The decision in Ajaya Kumar Das v. State of Orissa, (2011) 11 SCC 136 wherein it is held that the Rules framed under Article 309 of the Constitution cannot be amended by way of executive instructions is of no assistance to the petitioner in given facts. Be that as it may, even if the contention of the petitioner is taken to be true then also it cannot be a case of error apparent on the face of record. 16. In Kamlesh Verma v.
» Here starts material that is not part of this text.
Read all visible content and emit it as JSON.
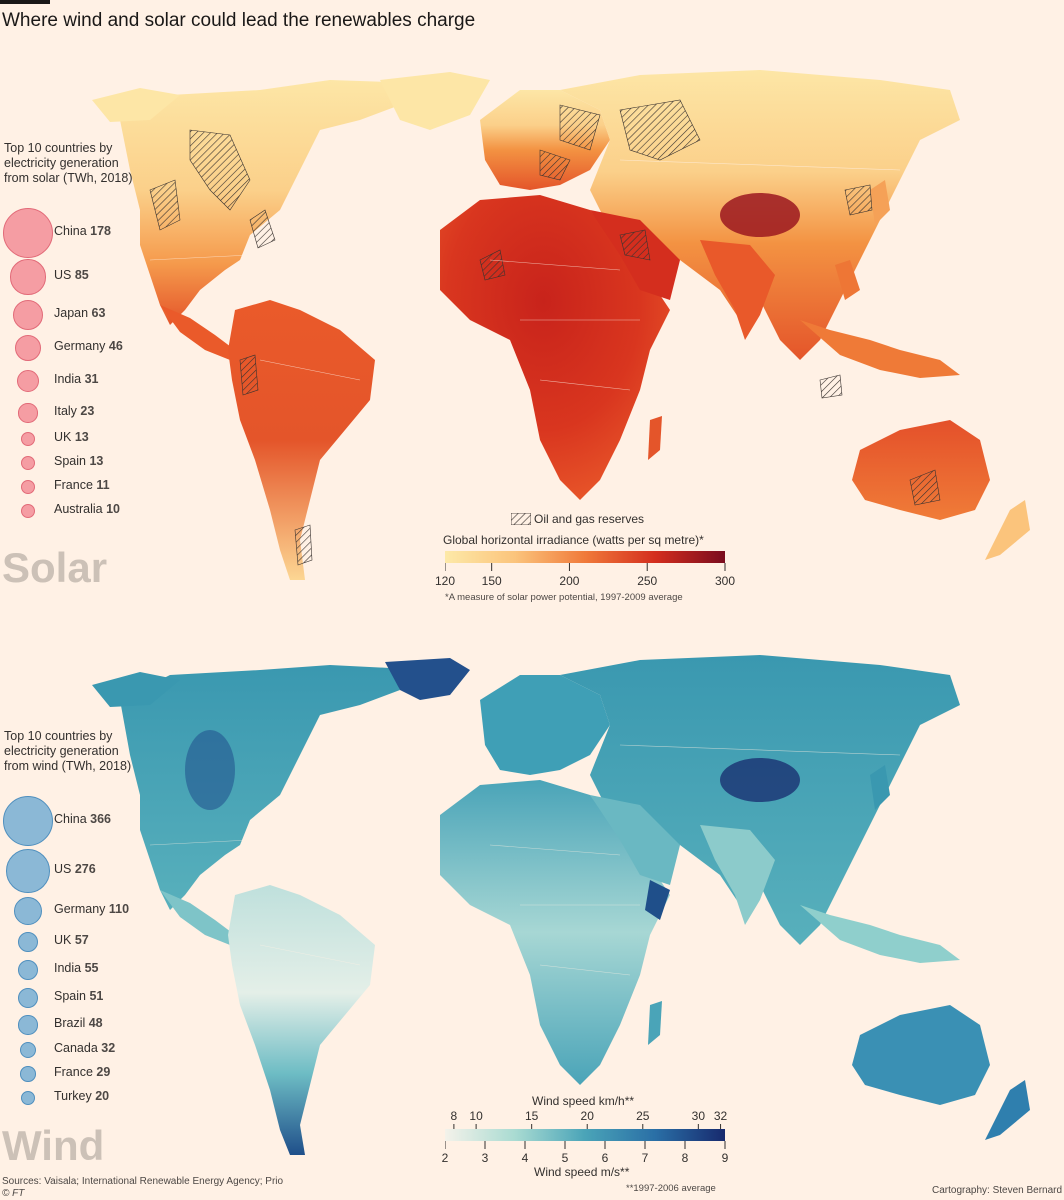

Mayawati, (2013) 8 SCC 320 it is held: “14. Review of the earlier order cannot be done unless the court is satisfied that material error, manifest on the face of the order, undermines its soundness or results in miscarriage of justice………………” “16. Error contemplated under the rule must be such which is apparent on the face of the record and not an error which has to be fished out and searched. It must be an error of inadvertence. The power of review can be exercised for correction of a mistake but not to substitute a view. The mere possibility of two views on the subject is not a ground for review………………” 17. In the case at hand as the petitioner fails to establish any error apparent on the face of record, we are not inclined to cause any indulgence. 18. Consequently, Review Petition fails and is dismissed. No costs.